Check: SCIM_MEMBERSHIP_SYNC_ENABLED, configuration completeness, user has username and active project roles, marketplace resources with SSH endpoints exist.

Entitlements Not Being Added

Symptom: User has roles but no entitlements in SCIM

Check: Resources in OK state, offering users in OK state with usernames, SSH endpoints configured, user is active.

Logging

SCIM operations are logged with the waldur_core.users.scim logger.
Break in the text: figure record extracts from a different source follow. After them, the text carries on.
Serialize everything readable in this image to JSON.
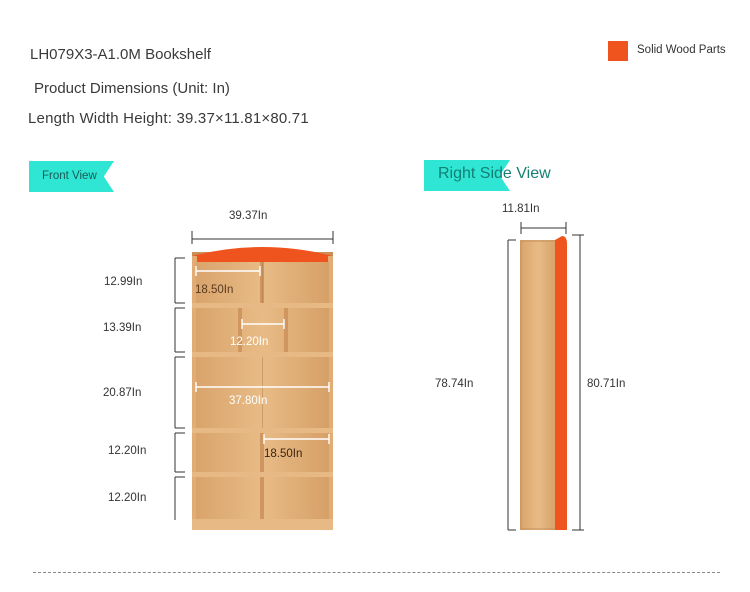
{
  "header": {
    "title": "LH079X3-A1.0M Bookshelf",
    "subtitle": "Product Dimensions (Unit: In)",
    "dimensions": "Length Width Height: 39.37×11.81×80.71"
  },
  "legend": {
    "label": "Solid Wood Parts",
    "color": "#f0541e"
  },
  "views": {
    "front": "Front View",
    "right": "Right Side View"
  },
  "front_dims": {
    "width": "39.37In",
    "shelf1": "12.99In",
    "shelf2": "13.39In",
    "shelf3": "20.87In",
    "shelf4": "12.20In",
    "shelf5": "12.20In",
    "inner_top": "18.50In",
    "inner_mid": "12.20In",
    "inner_wide": "37.80In",
    "inner_low": "18.50In"
  },
  "side_dims": {
    "depth": "11.81In",
    "inner_height": "78.74In",
    "total_height": "80.71In"
  },
  "colors": {
    "wood": "#e3b27d",
    "wood_dark": "#c9915a",
    "solid": "#f0541e",
    "accent": "#2ee6d3"
  }
}
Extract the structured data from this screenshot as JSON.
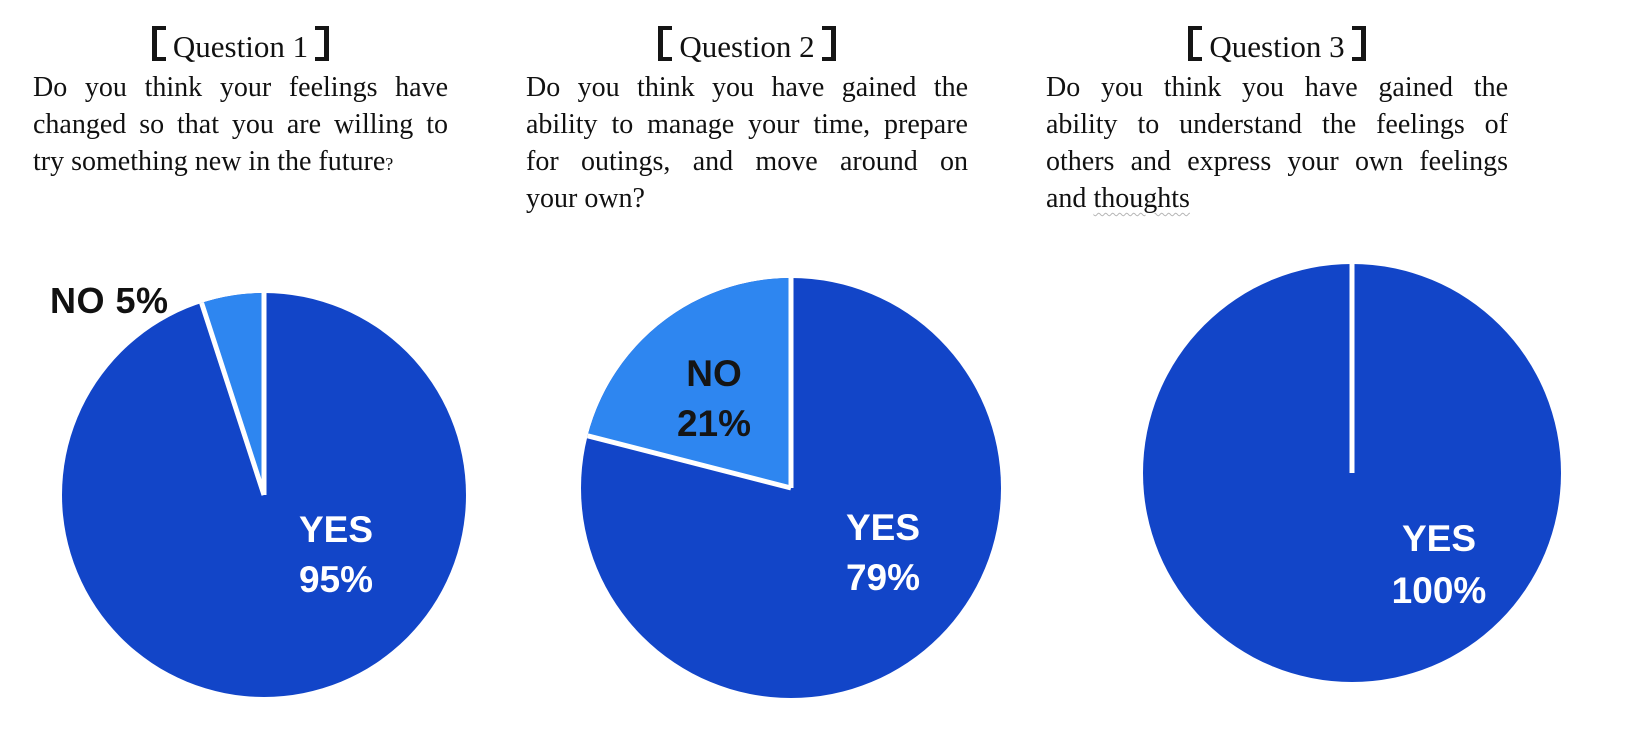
{
  "figure": {
    "background": "#ffffff"
  },
  "theme": {
    "yes_color": "#1245C8",
    "no_color": "#2E86F0",
    "divider_color": "#ffffff",
    "question_text_color": "#111111",
    "no_label_text_color": "#151515",
    "yes_label_text_color": "#ffffff"
  },
  "panels": [
    {
      "title_full": "【Question 1】",
      "title_text": "Question 1",
      "lines": [
        "Do you think your feelings have",
        "changed so that you are willing to"
      ],
      "last_line_text": "try something new in the future",
      "question_mark": "?",
      "no_label": "NO 5%",
      "yes_label": [
        "YES",
        "95%"
      ]
    },
    {
      "title_full": "【Question 2】",
      "title_text": "Question 2",
      "lines": [
        "Do you think you have gained the",
        "ability to manage your time, prepare",
        "for outings, and move around on"
      ],
      "last_line_text": "your own?",
      "no_label": [
        "NO",
        "21%"
      ],
      "yes_label": [
        "YES",
        "79%"
      ]
    },
    {
      "title_full": "【Question 3】",
      "title_text": "Question 3",
      "lines": [
        "Do you think you have gained the",
        "ability to understand the feelings of",
        "others and express your own feelings"
      ],
      "last_line_prefix": "and ",
      "squiggle_word": "thoughts",
      "yes_label": [
        "YES",
        "100%"
      ]
    }
  ],
  "chart_data": [
    {
      "type": "pie",
      "title": "【Question 1】",
      "question": "Do you think your feelings have changed so that you are willing to try something new in the future?",
      "categories": [
        "YES",
        "NO"
      ],
      "values": [
        95,
        5
      ],
      "unit": "percent",
      "colors": {
        "YES": "#1245C8",
        "NO": "#2E86F0"
      },
      "data_labels": {
        "YES": "YES 95%",
        "NO": "NO 5%"
      },
      "label_placement": {
        "YES": "inside-right",
        "NO": "outside-top-left"
      },
      "rotation": "YES starts at 12 o'clock and sweeps clockwise; NO wedge ends at 12 o'clock",
      "slice_divider": "white radial lines",
      "legend": false
    },
    {
      "type": "pie",
      "title": "【Question 2】",
      "question": "Do you think you have gained the ability to manage your time, prepare for outings, and move around on your own?",
      "categories": [
        "YES",
        "NO"
      ],
      "values": [
        79,
        21
      ],
      "unit": "percent",
      "colors": {
        "YES": "#1245C8",
        "NO": "#2E86F0"
      },
      "data_labels": {
        "YES": "YES 79%",
        "NO": "NO 21%"
      },
      "label_placement": {
        "YES": "inside-right",
        "NO": "inside-slice-upper-left"
      },
      "rotation": "YES starts at 12 o'clock and sweeps clockwise; NO wedge ends at 12 o'clock",
      "slice_divider": "white radial lines",
      "legend": false
    },
    {
      "type": "pie",
      "title": "【Question 3】",
      "question": "Do you think you have gained the ability to understand the feelings of others and express your own feelings and thoughts",
      "categories": [
        "YES",
        "NO"
      ],
      "values": [
        100,
        0
      ],
      "unit": "percent",
      "colors": {
        "YES": "#1245C8",
        "NO": "#2E86F0"
      },
      "data_labels": {
        "YES": "YES 100%"
      },
      "label_placement": {
        "YES": "inside-right"
      },
      "rotation": "single white slit from 12 o'clock to center",
      "slice_divider": "white radial line",
      "legend": false
    }
  ]
}
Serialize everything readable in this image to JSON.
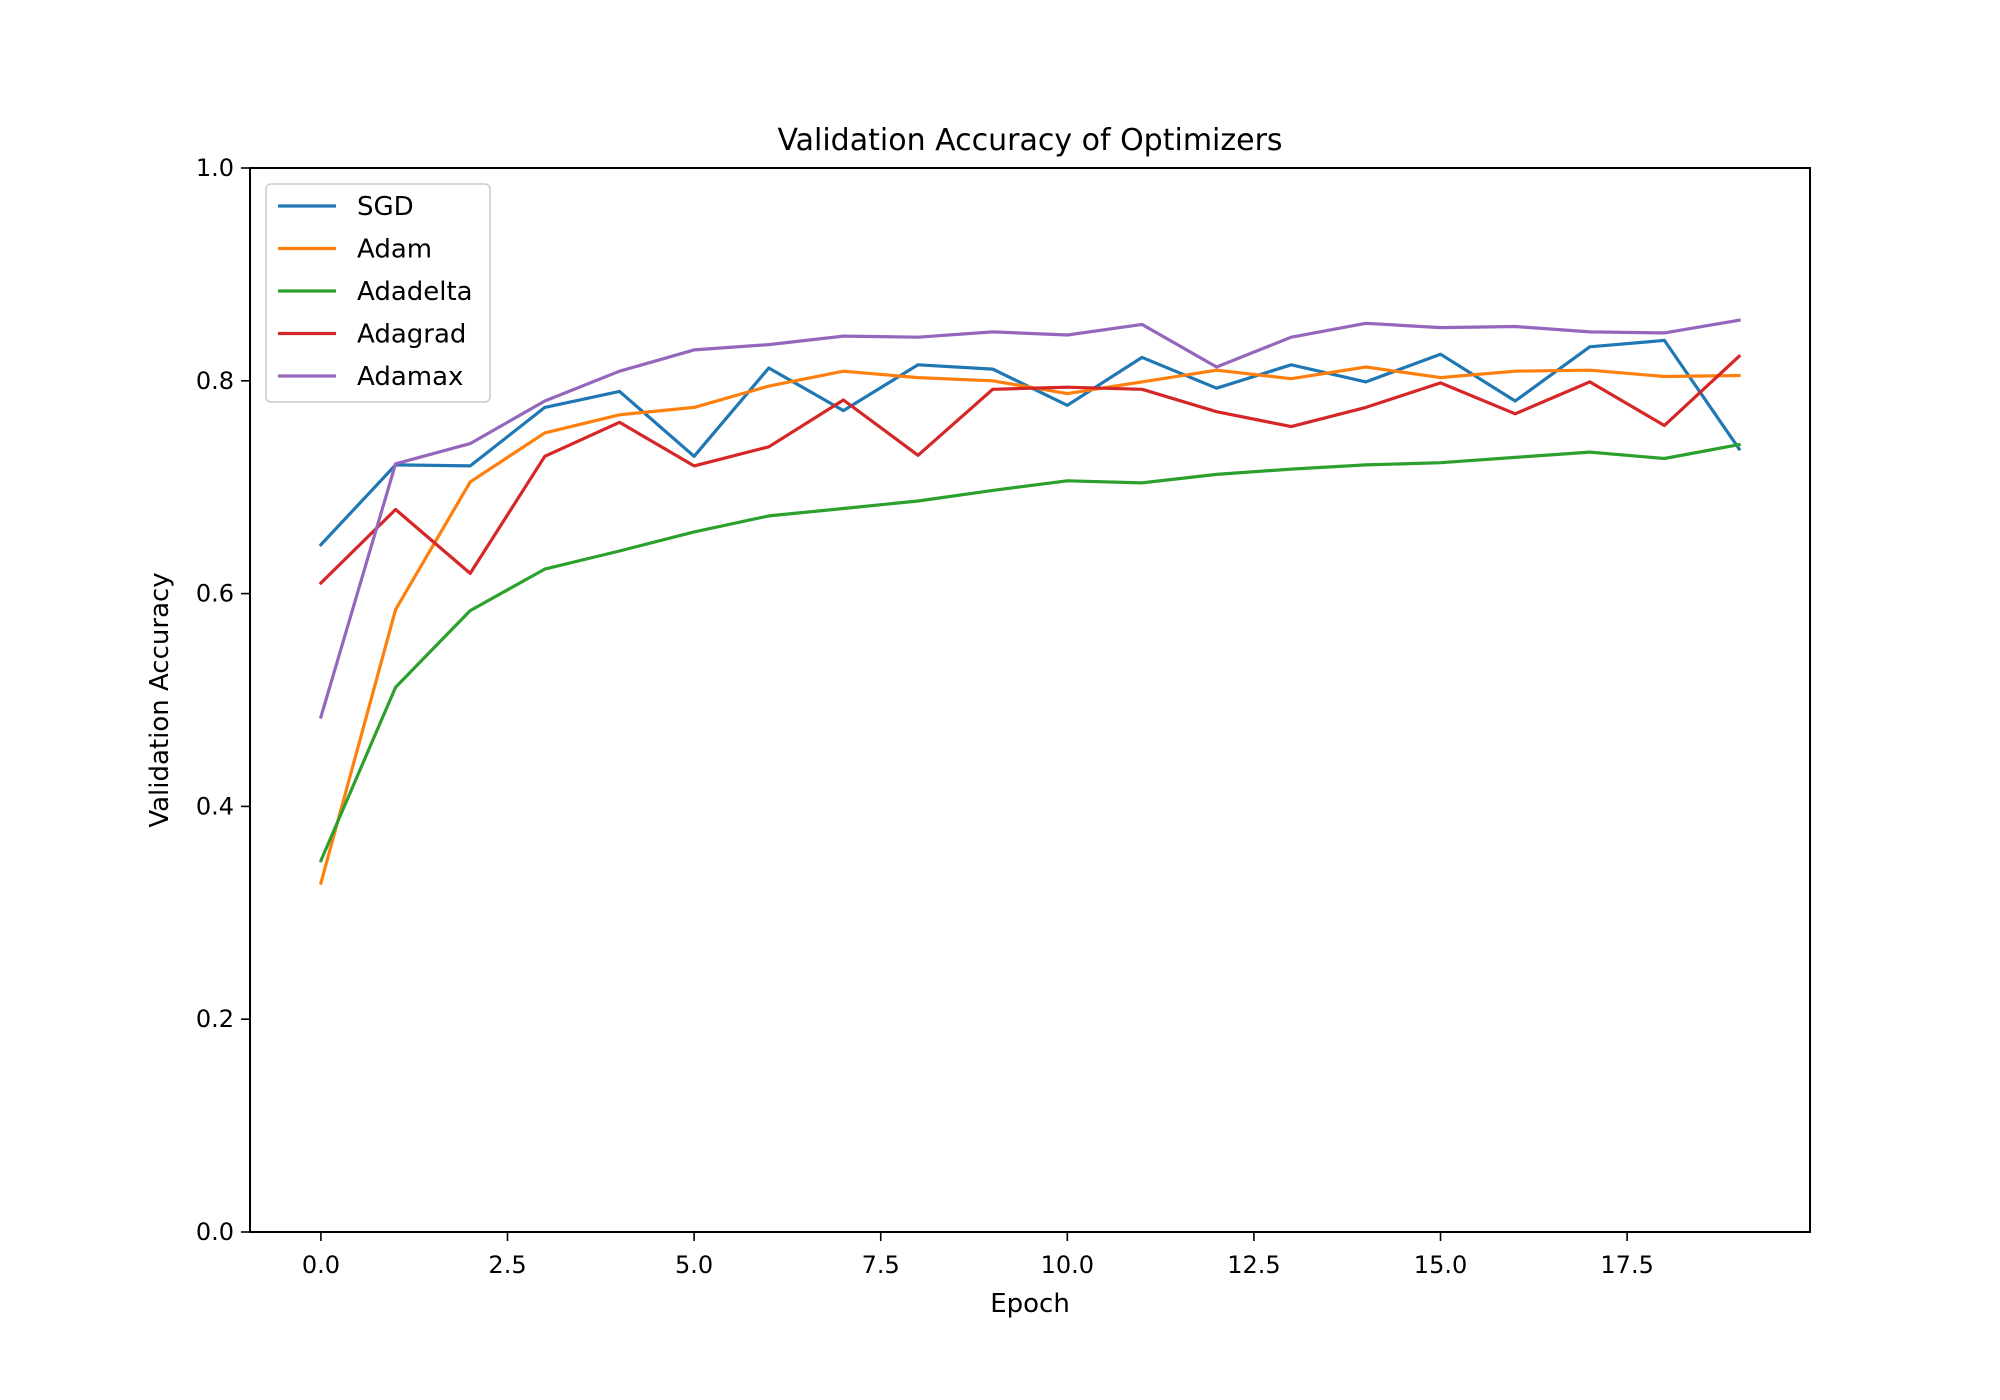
{
  "chart_data": {
    "type": "line",
    "title": "Validation Accuracy of Optimizers",
    "xlabel": "Epoch",
    "ylabel": "Validation Accuracy",
    "xlim": [
      -0.95,
      19.95
    ],
    "ylim": [
      0.0,
      1.0
    ],
    "xticks": [
      "0.0",
      "2.5",
      "5.0",
      "7.5",
      "10.0",
      "12.5",
      "15.0",
      "17.5"
    ],
    "yticks": [
      "0.0",
      "0.2",
      "0.4",
      "0.6",
      "0.8",
      "1.0"
    ],
    "grid": false,
    "legend_position": "top-left",
    "x": [
      0,
      1,
      2,
      3,
      4,
      5,
      6,
      7,
      8,
      9,
      10,
      11,
      12,
      13,
      14,
      15,
      16,
      17,
      18,
      19
    ],
    "series": [
      {
        "name": "SGD",
        "color": "#1f77b4",
        "values": [
          0.646,
          0.721,
          0.72,
          0.775,
          0.79,
          0.729,
          0.812,
          0.772,
          0.815,
          0.811,
          0.777,
          0.822,
          0.793,
          0.815,
          0.799,
          0.825,
          0.781,
          0.832,
          0.838,
          0.736
        ]
      },
      {
        "name": "Adam",
        "color": "#ff7f0e",
        "values": [
          0.328,
          0.585,
          0.705,
          0.751,
          0.768,
          0.775,
          0.795,
          0.809,
          0.803,
          0.8,
          0.788,
          0.799,
          0.81,
          0.802,
          0.813,
          0.803,
          0.809,
          0.81,
          0.804,
          0.805
        ]
      },
      {
        "name": "Adadelta",
        "color": "#2ca02c",
        "values": [
          0.349,
          0.512,
          0.584,
          0.623,
          0.64,
          0.658,
          0.673,
          0.68,
          0.687,
          0.697,
          0.706,
          0.704,
          0.712,
          0.717,
          0.721,
          0.723,
          0.728,
          0.733,
          0.727,
          0.74
        ]
      },
      {
        "name": "Adagrad",
        "color": "#d62728",
        "values": [
          0.61,
          0.679,
          0.619,
          0.729,
          0.761,
          0.72,
          0.738,
          0.782,
          0.73,
          0.792,
          0.794,
          0.792,
          0.771,
          0.757,
          0.775,
          0.798,
          0.769,
          0.799,
          0.758,
          0.823
        ]
      },
      {
        "name": "Adamax",
        "color": "#9467bd",
        "values": [
          0.484,
          0.722,
          0.741,
          0.781,
          0.809,
          0.829,
          0.834,
          0.842,
          0.841,
          0.846,
          0.843,
          0.853,
          0.813,
          0.841,
          0.854,
          0.85,
          0.851,
          0.846,
          0.845,
          0.857
        ]
      }
    ]
  }
}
Check logs for: - SCIM add X entitlements for user Y - SCIM remove X stale entitlements for user Y - SCIM clear all entitlements for user Y - SCIM get_user failed for Y: {error} - SCIM update failed for Y: {error}

Debugging

Enable debug logging to see detailed SCIM requests:

import logging
logging.getLogger('waldur_core.users.scim').setLevel(logging.DEBUG)

This will log all SCIM API requests including URLs, methods, and responses.

Implementation Details

Username Matching

Waldur queries SCIM using user.username. The username must match the user identifier in your SCIM service.

Entitlement Usernames

Entitlements use OfferingUser.username (not Waldur usernames).

Error Handling

SCIM operations use graceful error handling: errors are logged as warnings, failed operations don't block other users, missing configuration causes tasks to skip silently.